Journal de l'année Édition 1976 1976Éd. 1976

Cela explique sans doute que cet accroissement du chômage n'ait pas provoqué l'explosion sociale que beaucoup redoutaient. Les grèves, en 1975, sont restées au même niveau que celles des années précédentes (moins de 4 millions de journées de travail perdues pour fait de grève). Les syndicats, au demeurant divisés, n'ont pas pu organiser de grands mouvements revendicatifs. Eux aussi attendaient la reprise pour trouver des conditions plus favorables à l'action. Quant au patronat, il a été grognon toute la période. Il vient de traverser la première vraie crise d'après guerre ; ses profits en ont pris un coup ; malgré cela, il n'a pas licencié tout le personnel qu'il avait en trop ; conscient d'avoir fait son devoir, il a été d'autant plus déçu par l'action du gouvernement qui, de l'été 1974 à l'été 1975, lui a fait porté l'essentiel du poids de la politique d'austérité ; et qui, par la suite, lui a imposé des réformes (réforme de l'entreprise, imposition des plus-values) qui ne lui plaisaient pas. Léon Gingembre, président des PME, a même adressé au début de l'année 1976 une lettre ouverte au chef de l'État pour lui exprimer le ras-le-bol des patrons.

Concessions

Le gouvernement a fini par lâcher du lest des deux côtés. Il a accordé la retraite à 60 ans à certains salariés, encouragé les discussions pour la réduction de la durée du travail (laquelle était revenue de 45 heures par semaine en 1969 à 42 heures en 1975) sans réduction du salaire. Il a conclu des accords de salaires dans la plupart des entreprises du secteur public, avec les syndicats modérés (y compris la Fédération de l'Éducation nationale, pourtant de tendance socialiste), la CGT et la CFDT refusant toujours de tels accords. Côté patronal, le gouvernement a ouvert les vannes du budget pour les entreprises ; il a décroché le franc du mark, ce qui a fait plaisir aux exportateurs ; et il a redonné la liberté aux prix de nombreux produits industriels (dont certains, comme les voitures, en ont môme quelque peu abusé). Enfin, le gouvernement a dû s'engager solennellement vis-à-vis des agriculteurs à mettre fin à la dégradation de leurs revenus. La sécheresse intervenue au printemps 1976 devait entraîner des dépenses supplémentaires en faveur des agriculteurs, vers la fin de l'année.

VIIe Plan

C'est dans cette ambiance de crise économique à peine surmontée et de morosité sociale que s'ouvrent, à l'automne 1975, les discussions pour la mise au point finale du VIIe Plan (1976-1980).

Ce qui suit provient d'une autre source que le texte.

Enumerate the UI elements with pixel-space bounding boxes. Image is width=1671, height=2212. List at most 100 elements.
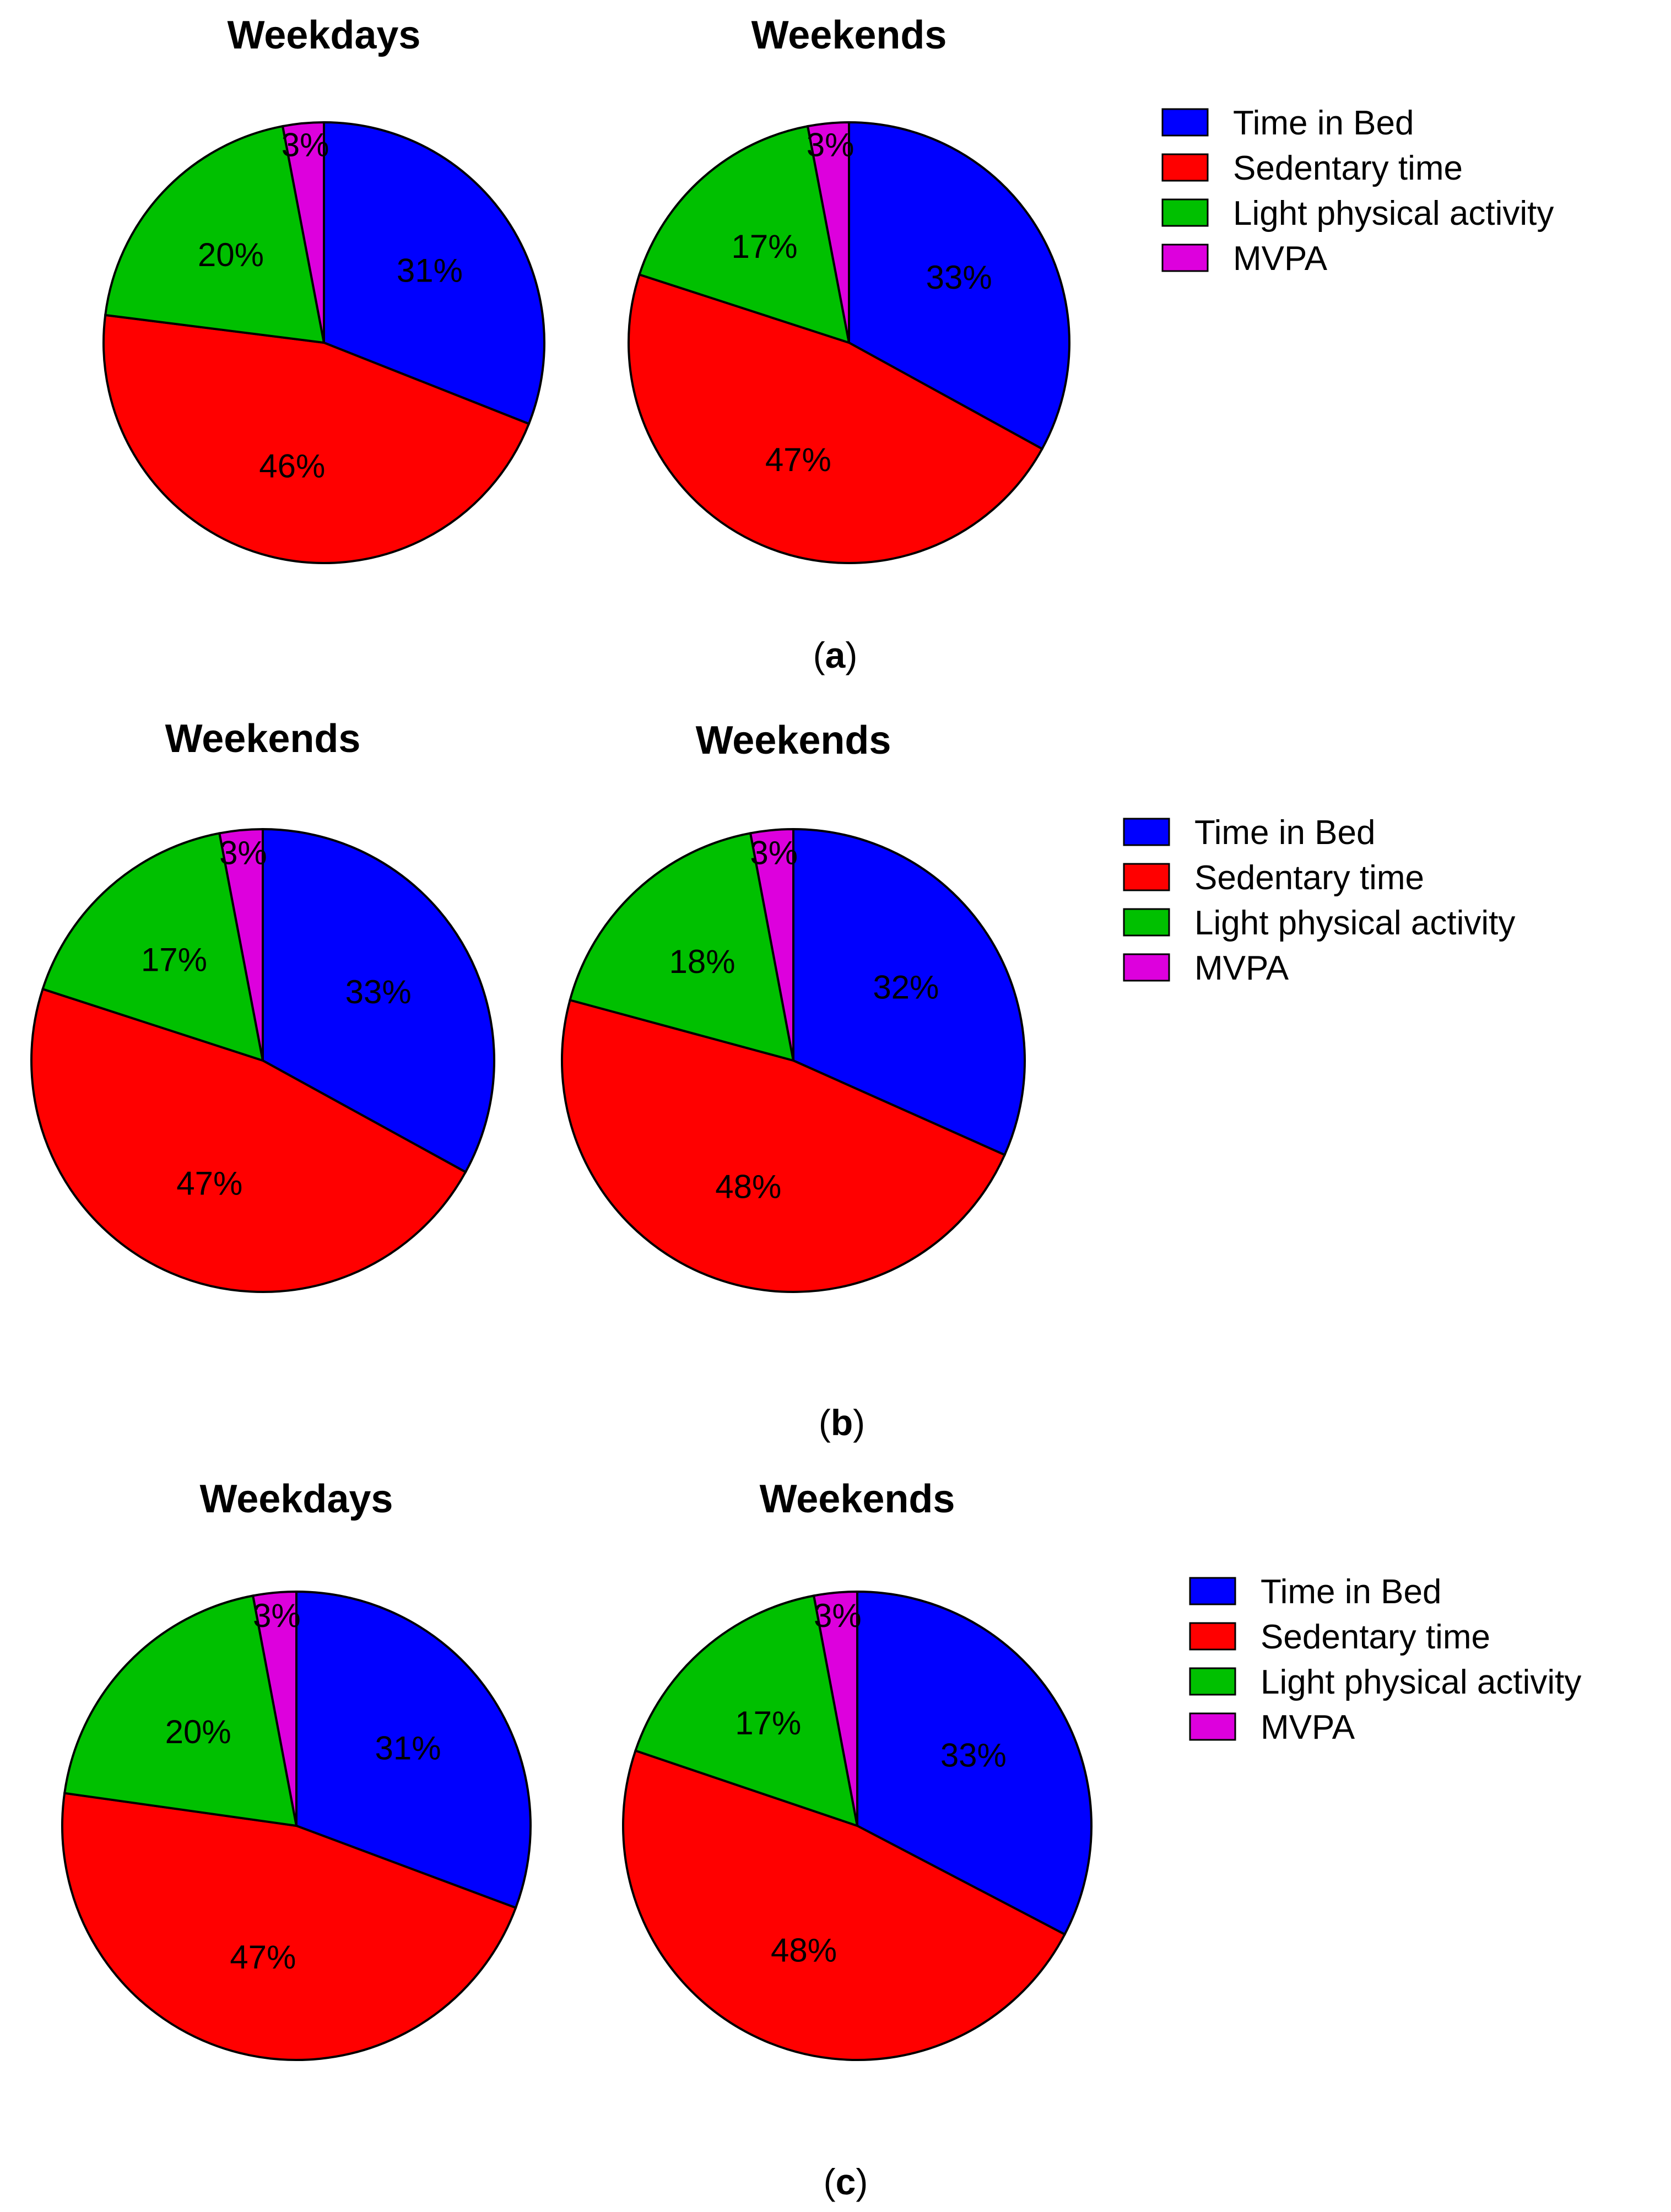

Le gouvernement avait fixé, préalablement, deux priorités : le rétablissement du plein-emploi et celui de l'équilibre extérieur. Durant l'hiver 1975-1976, le chef de l'État lui-même reconnaît que, pour remonter le moral des patrons et désarmer l'opposition, il faut mettre encore plus en avant la priorité à l'emploi. En avril 1976, le gouvernement adopte le projet définitif de VIIe Plan, qui devait être soumis au Parlement en juin.

Durant la préparation en commissions, la CGT et la CFDT s'en vont en claquant la porte, faisant valoir que le Plan négligeait les objectifs sociaux au bénéfice des objectifs industriels. De fait, le patronat se déclare rassuré par l'évolution des travaux. Finalement, le Plan prévoit un objectif de croissance économique de 5,5 à 6 % par an, en moyenne, de 1976 à 1980. Soit exactement le taux de croissance moyen de l'économie française de 1970 à 1973. Mais, ensuite, les choses se sont gâtées et, finalement, le VIe Plan (1971-1975) n'a atteint aucun de ses objectifs : il devait réaliser une croissance de 5,9 % par an, en moyenne, il n'a fait que 3,6 % ; les investissements ont augmenté moitié moins que prévu ; les prix et les salaires, deux fois plus vite. Cela rend évidemment prudent sur l'évaluation des chances de réaliser les objectifs du VIIe Plan.

Prévisions

Si tout se passe comme prévu, le chômage sera ramené à 600 000 personnes en 1980 et la hausse des prix à 6 %. Le déficit extérieur ne sera pas entièrement résorbé, mais il restera supportable autour de 9 milliards de F. Les comptes de l'État et de la Sécurité sociale seront équilibrés, moyennant un alourdissement sensible de la charge des impôts et des cotisations sociales : l'ensemble de ces prélèvements obligatoires, stabilisé autour de 40 % de la production nationale depuis plusieurs années, passerait à 43 % en 1980.